Last Sunday’s New York Times Magazine ran an excerpt of Joshua Foer’s new book about entering and winning the U.S. competitive memory championship. Foer, as you may have guessed, is the younger brother of Jonathan Safran and Franklin Foer. His book is excellent. There have been several documentaries and books over the past seven years or so about competitions that have ranged from somewhat obscure to downright bizarre. Fortunately, Foer’s book is about much more than the competition and his preparation for it. It uses bizarre feats of memory—the order of a deck of cards in under two minutes! 50,000 digits of pi!—as a starting point to explore the place that memory has in our culture—i.e. a decreasingly distinguished one. With the rise of the Internet and search engines, the ability to memorize things has become less and less important. Long before that, the invention of the written word had an even greater effect on rendering memory less necessary. You don’t actually have to know information; you need only know where to find it. Rote memorization is not as valuable as creativity, people tell us.

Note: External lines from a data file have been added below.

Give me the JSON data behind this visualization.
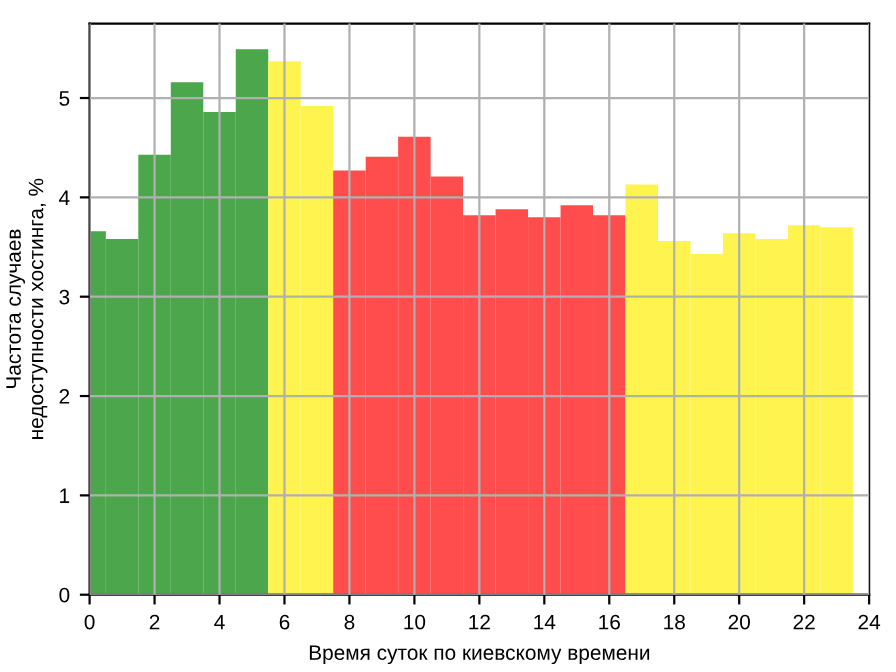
{
  "chart_data": {
    "type": "bar",
    "xlabel": "Время суток по киевскому времени",
    "ylabel": "Частота случаев\nнедоступности хостинга, %",
    "x": [
      0,
      1,
      2,
      3,
      4,
      5,
      6,
      7,
      8,
      9,
      10,
      11,
      12,
      13,
      14,
      15,
      16,
      17,
      18,
      19,
      20,
      21,
      22,
      23
    ],
    "values": [
      3.66,
      3.58,
      4.43,
      5.16,
      4.86,
      5.49,
      5.37,
      4.92,
      4.27,
      4.41,
      4.61,
      4.21,
      3.82,
      3.88,
      3.8,
      3.92,
      3.82,
      4.13,
      3.56,
      3.43,
      3.64,
      3.58,
      3.72,
      3.7
    ],
    "colors": [
      "#4ca64c",
      "#4ca64c",
      "#4ca64c",
      "#4ca64c",
      "#4ca64c",
      "#4ca64c",
      "#fff44f",
      "#fff44f",
      "#ff4c4c",
      "#ff4c4c",
      "#ff4c4c",
      "#ff4c4c",
      "#ff4c4c",
      "#ff4c4c",
      "#ff4c4c",
      "#ff4c4c",
      "#ff4c4c",
      "#fff44f",
      "#fff44f",
      "#fff44f",
      "#fff44f",
      "#fff44f",
      "#fff44f",
      "#fff44f"
    ],
    "xlim": [
      0,
      24
    ],
    "xticks": [
      0,
      2,
      4,
      6,
      8,
      10,
      12,
      14,
      16,
      18,
      20,
      22,
      24
    ],
    "ylim": [
      0,
      5.75
    ],
    "yticks": [
      0,
      1,
      2,
      3,
      4,
      5
    ],
    "grid": true
  }
}
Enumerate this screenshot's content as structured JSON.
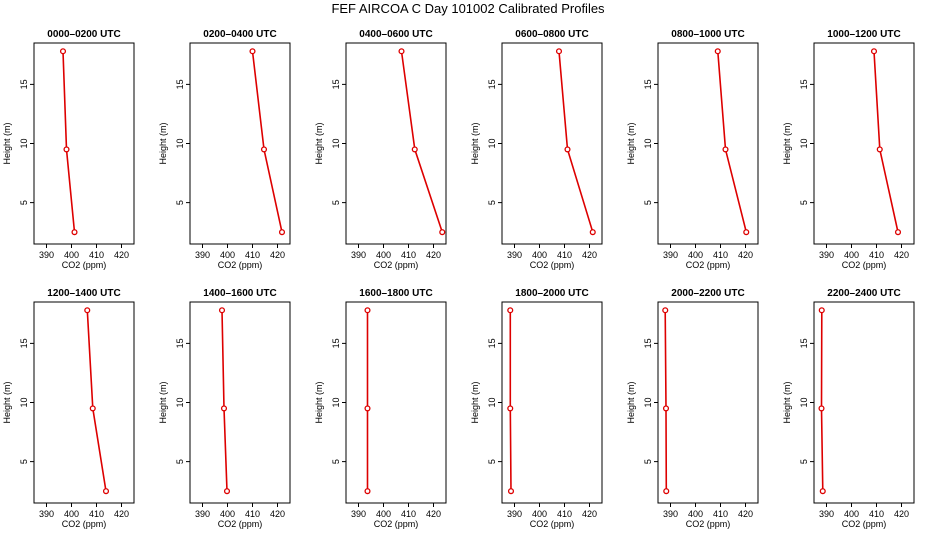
{
  "figure": {
    "title": "FEF  AIRCOA C  Day 101002  Calibrated Profiles"
  },
  "style": {
    "line_color": "#dd0000",
    "marker_color": "#dd0000",
    "frame_color": "#000000"
  },
  "chart_data": [
    {
      "type": "line",
      "title": "0000–0200 UTC",
      "xlabel": "CO2 (ppm)",
      "ylabel": "Height (m)",
      "xlim": [
        385,
        425
      ],
      "ylim": [
        1.5,
        18.5
      ],
      "xticks": [
        390,
        400,
        410,
        420
      ],
      "yticks": [
        5,
        10,
        15
      ],
      "grid": false,
      "series": [
        {
          "x": [
            401.2,
            398.0,
            396.6
          ],
          "y": [
            2.5,
            9.5,
            17.8
          ]
        }
      ]
    },
    {
      "type": "line",
      "title": "0200–0400 UTC",
      "xlabel": "CO2 (ppm)",
      "ylabel": "Height (m)",
      "xlim": [
        385,
        425
      ],
      "ylim": [
        1.5,
        18.5
      ],
      "xticks": [
        390,
        400,
        410,
        420
      ],
      "yticks": [
        5,
        10,
        15
      ],
      "grid": false,
      "series": [
        {
          "x": [
            421.8,
            414.6,
            410.0
          ],
          "y": [
            2.5,
            9.5,
            17.8
          ]
        }
      ]
    },
    {
      "type": "line",
      "title": "0400–0600 UTC",
      "xlabel": "CO2 (ppm)",
      "ylabel": "Height (m)",
      "xlim": [
        385,
        425
      ],
      "ylim": [
        1.5,
        18.5
      ],
      "xticks": [
        390,
        400,
        410,
        420
      ],
      "yticks": [
        5,
        10,
        15
      ],
      "grid": false,
      "series": [
        {
          "x": [
            423.5,
            412.5,
            407.2
          ],
          "y": [
            2.5,
            9.5,
            17.8
          ]
        }
      ]
    },
    {
      "type": "line",
      "title": "0600–0800 UTC",
      "xlabel": "CO2 (ppm)",
      "ylabel": "Height (m)",
      "xlim": [
        385,
        425
      ],
      "ylim": [
        1.5,
        18.5
      ],
      "xticks": [
        390,
        400,
        410,
        420
      ],
      "yticks": [
        5,
        10,
        15
      ],
      "grid": false,
      "series": [
        {
          "x": [
            421.3,
            411.2,
            407.8
          ],
          "y": [
            2.5,
            9.5,
            17.8
          ]
        }
      ]
    },
    {
      "type": "line",
      "title": "0800–1000 UTC",
      "xlabel": "CO2 (ppm)",
      "ylabel": "Height (m)",
      "xlim": [
        385,
        425
      ],
      "ylim": [
        1.5,
        18.5
      ],
      "xticks": [
        390,
        400,
        410,
        420
      ],
      "yticks": [
        5,
        10,
        15
      ],
      "grid": false,
      "series": [
        {
          "x": [
            420.3,
            412.0,
            408.9
          ],
          "y": [
            2.5,
            9.5,
            17.8
          ]
        }
      ]
    },
    {
      "type": "line",
      "title": "1000–1200 UTC",
      "xlabel": "CO2 (ppm)",
      "ylabel": "Height (m)",
      "xlim": [
        385,
        425
      ],
      "ylim": [
        1.5,
        18.5
      ],
      "xticks": [
        390,
        400,
        410,
        420
      ],
      "yticks": [
        5,
        10,
        15
      ],
      "grid": false,
      "series": [
        {
          "x": [
            418.6,
            411.3,
            409.0
          ],
          "y": [
            2.5,
            9.5,
            17.8
          ]
        }
      ]
    },
    {
      "type": "line",
      "title": "1200–1400 UTC",
      "xlabel": "CO2 (ppm)",
      "ylabel": "Height (m)",
      "xlim": [
        385,
        425
      ],
      "ylim": [
        1.5,
        18.5
      ],
      "xticks": [
        390,
        400,
        410,
        420
      ],
      "yticks": [
        5,
        10,
        15
      ],
      "grid": false,
      "series": [
        {
          "x": [
            413.8,
            408.5,
            406.3
          ],
          "y": [
            2.5,
            9.5,
            17.8
          ]
        }
      ]
    },
    {
      "type": "line",
      "title": "1400–1600 UTC",
      "xlabel": "CO2 (ppm)",
      "ylabel": "Height (m)",
      "xlim": [
        385,
        425
      ],
      "ylim": [
        1.5,
        18.5
      ],
      "xticks": [
        390,
        400,
        410,
        420
      ],
      "yticks": [
        5,
        10,
        15
      ],
      "grid": false,
      "series": [
        {
          "x": [
            399.8,
            398.6,
            397.8
          ],
          "y": [
            2.5,
            9.5,
            17.8
          ]
        }
      ]
    },
    {
      "type": "line",
      "title": "1600–1800 UTC",
      "xlabel": "CO2 (ppm)",
      "ylabel": "Height (m)",
      "xlim": [
        385,
        425
      ],
      "ylim": [
        1.5,
        18.5
      ],
      "xticks": [
        390,
        400,
        410,
        420
      ],
      "yticks": [
        5,
        10,
        15
      ],
      "grid": false,
      "series": [
        {
          "x": [
            393.6,
            393.6,
            393.6
          ],
          "y": [
            2.5,
            9.5,
            17.8
          ]
        }
      ]
    },
    {
      "type": "line",
      "title": "1800–2000 UTC",
      "xlabel": "CO2 (ppm)",
      "ylabel": "Height (m)",
      "xlim": [
        385,
        425
      ],
      "ylim": [
        1.5,
        18.5
      ],
      "xticks": [
        390,
        400,
        410,
        420
      ],
      "yticks": [
        5,
        10,
        15
      ],
      "grid": false,
      "series": [
        {
          "x": [
            388.6,
            388.3,
            388.3
          ],
          "y": [
            2.5,
            9.5,
            17.8
          ]
        }
      ]
    },
    {
      "type": "line",
      "title": "2000–2200 UTC",
      "xlabel": "CO2 (ppm)",
      "ylabel": "Height (m)",
      "xlim": [
        385,
        425
      ],
      "ylim": [
        1.5,
        18.5
      ],
      "xticks": [
        390,
        400,
        410,
        420
      ],
      "yticks": [
        5,
        10,
        15
      ],
      "grid": false,
      "series": [
        {
          "x": [
            388.3,
            388.2,
            387.9
          ],
          "y": [
            2.5,
            9.5,
            17.8
          ]
        }
      ]
    },
    {
      "type": "line",
      "title": "2200–2400 UTC",
      "xlabel": "CO2 (ppm)",
      "ylabel": "Height (m)",
      "xlim": [
        385,
        425
      ],
      "ylim": [
        1.5,
        18.5
      ],
      "xticks": [
        390,
        400,
        410,
        420
      ],
      "yticks": [
        5,
        10,
        15
      ],
      "grid": false,
      "series": [
        {
          "x": [
            388.5,
            388.0,
            388.1
          ],
          "y": [
            2.5,
            9.5,
            17.8
          ]
        }
      ]
    }
  ]
}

But yet there is a creativity in memorization and memory. Many of the techniques used in competitive memory involved coming up with outrageous—often disproportionate or obscene—visual images to help remember more banal items. The approach of competitive memory participants that most fascinated me, however, is that they imagine physical spaces in their minds and then populate them with memories. (The “memory palace” is a centuries-old technique for remembering.) Humans evolved to be hunter gatherers and, as Foer recounts, to have excellent spatial memories. Therefore, to remember things, memory gurus take their neighborhoods, homes, and offices, and fill them with memories. In Foer’s example of memorizing a shopping list, a giant jar of pickled garlic stands in front of his childhood home, a woman swims in cottage cheese on the front porch, and smoked salmon rests on the strings of a grand piano in the living room.
We don’t only remember spatial experiences, but we also find them valuable because they’re memorable. One of my issues with much of digital culture is that I find my experiences with it to be entirely unmemorable and, consequently, not valuable in retrospect. Sitting in front of my MacBook always involves the physical experience of sitting in front of my MacBook and typing away on the same keyboard, looking at the same screen. Whereas, reading the 800-page Gravity’s Rainbow is a markedly different physical experience from reading 180-page Great Gatsby, and both are significantly different from reading a photo book or a magazine. We remember discrete physical objects and our experiences with them, but when so much culture that we used to experience via disparate objects becomes concentrated in a small handful of digital devices, the memories that we associate with those experiences change. I’m not talking about being able to quote passages of a book or cite its main themes, but to remember the experience of reading it as distinct from the experience of reading another book or watching a film or browsing the web—to remember what it felt like.